Currently, the XML output format of SemRep is supported which can be produced as follows:

[SemRep base folder]/bin/semrep.v1.8 -X -L 2018 -Z 2018AA input.txt output.xml

Predicates produced by SemRep are documented in the Appendix of https://bmcbioinformatics.biomedcentral.com/articles/10.1186/1471-2105-12-486#Sec26.

SemRep API (indra.sources.semrep.api)

indra.sources.semrep.api.process_xml_file(fname, use_gilda_grounding=False, predicate_mappings=None)[source]

Process a SemRep output XML file and extract INDRA Statements.

Parameters
  • fname (str) – The name of the SemRep output XML file.

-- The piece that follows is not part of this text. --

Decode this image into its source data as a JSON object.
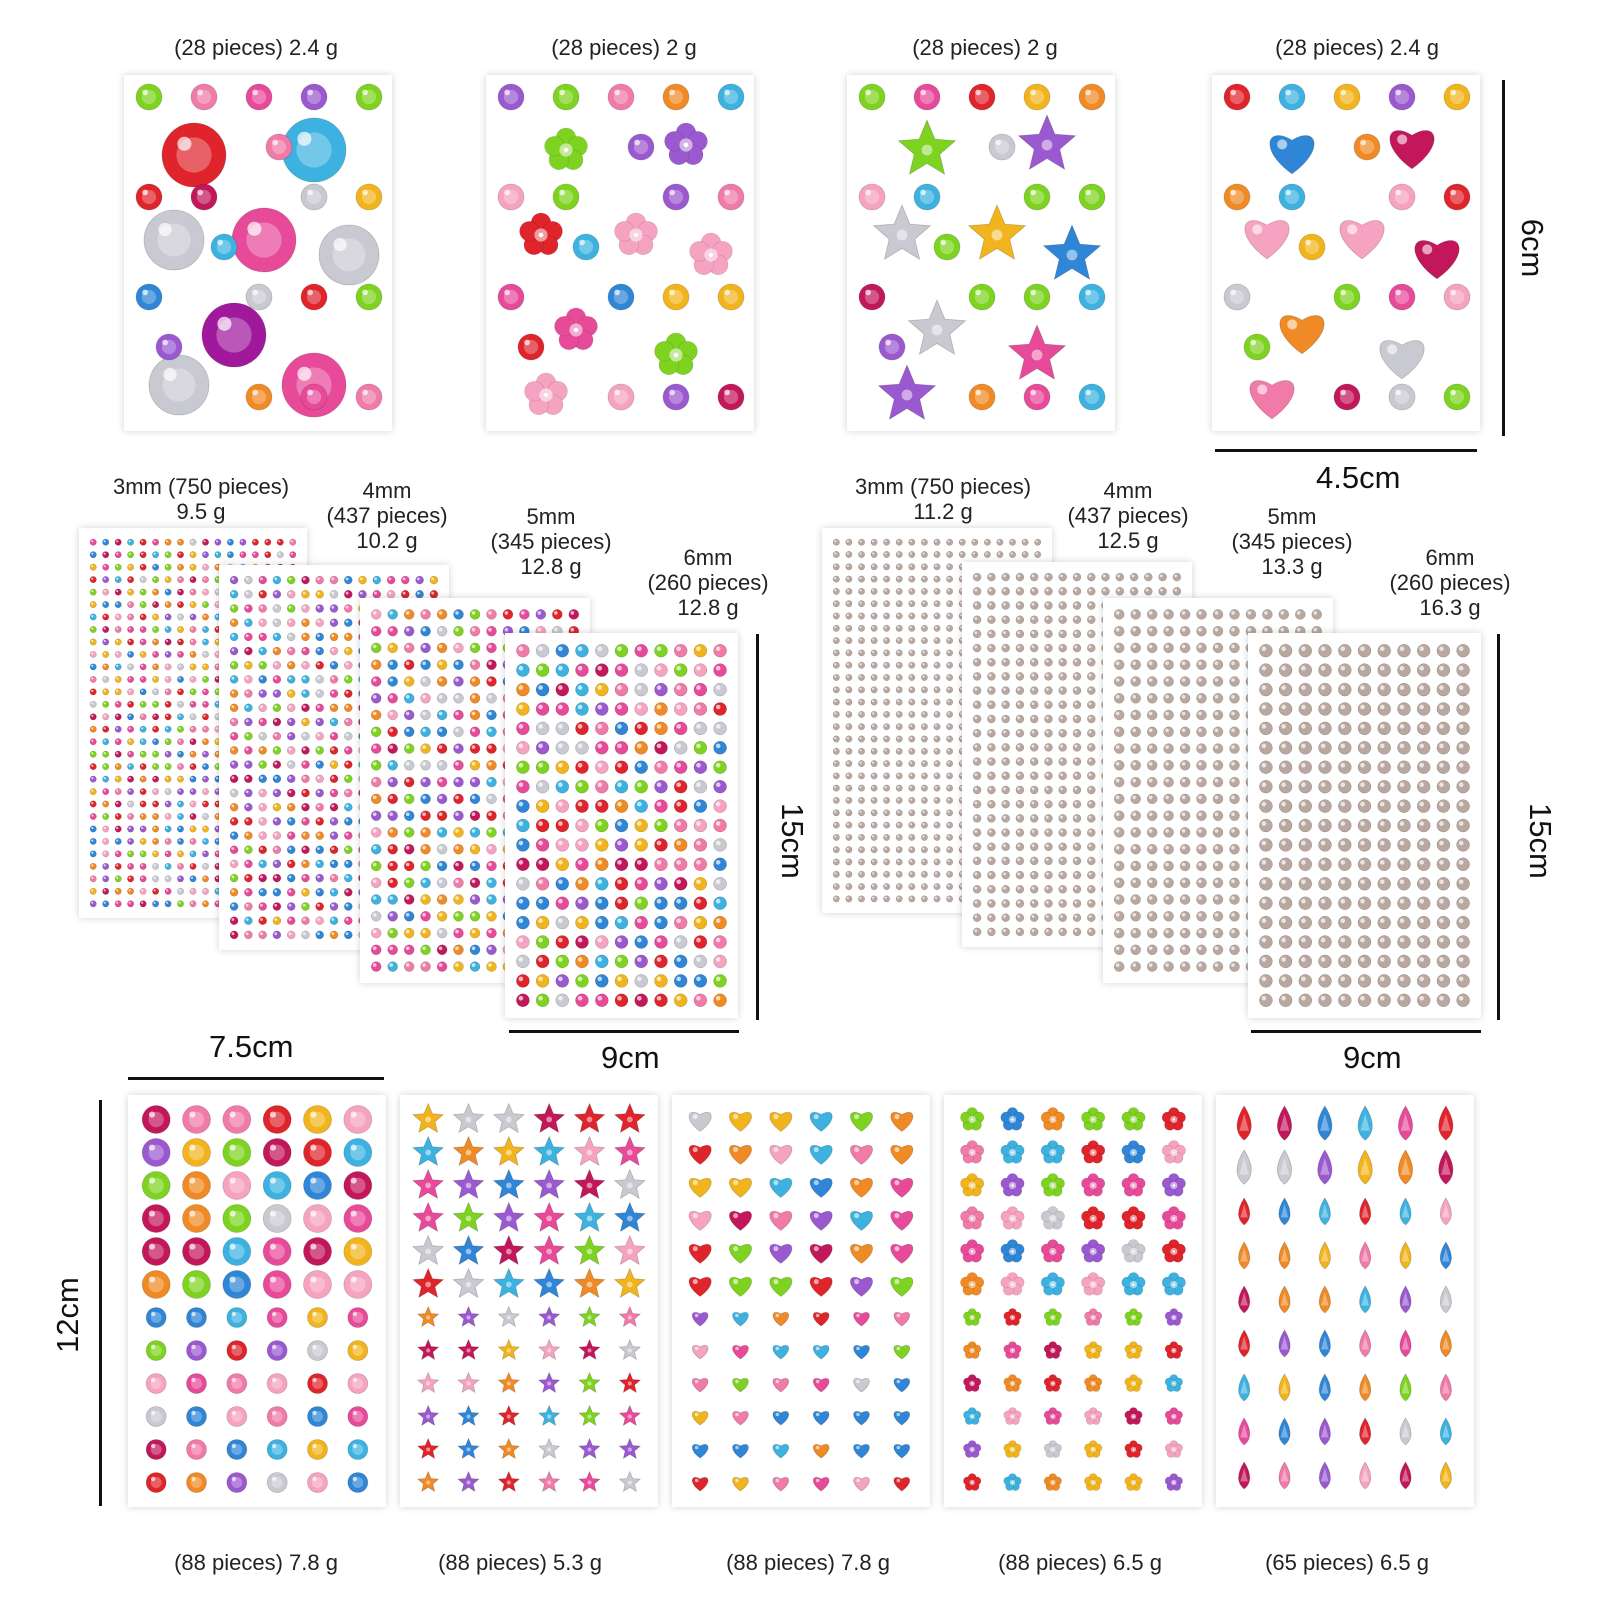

  • use_gilda_grounding (Optional[bool]) – If True, Gilda is used to re-ground entities and assing identifiers. Default: False

  • predicate_mappings (Optional[dict]) – Allows providing a custom mapping of SemRep predicates to INDRA Statement types. If not provided, default ones are used.

Returns

An instance of a SemRepXmlProcessor that carries extracted INDRA Statements in its statements attribute.

Return type

SemRepXmlProcessor

SemRep Processor (indra.sources.semrep.processor)

class indra.sources.semrep.processor.SemRepXmlProcessor(tree, use_gilda_grounding=False, predicate_mappings=None)[source]

Processor for XML output from SemRep.

extract_predication(predication, utterance)[source]

Extract a Statement from a single predication.

get_agent_from_entity(entity)[source]

Return an Agent from an entity.

process_statements()[source]

Extract all Statements from an XML tree.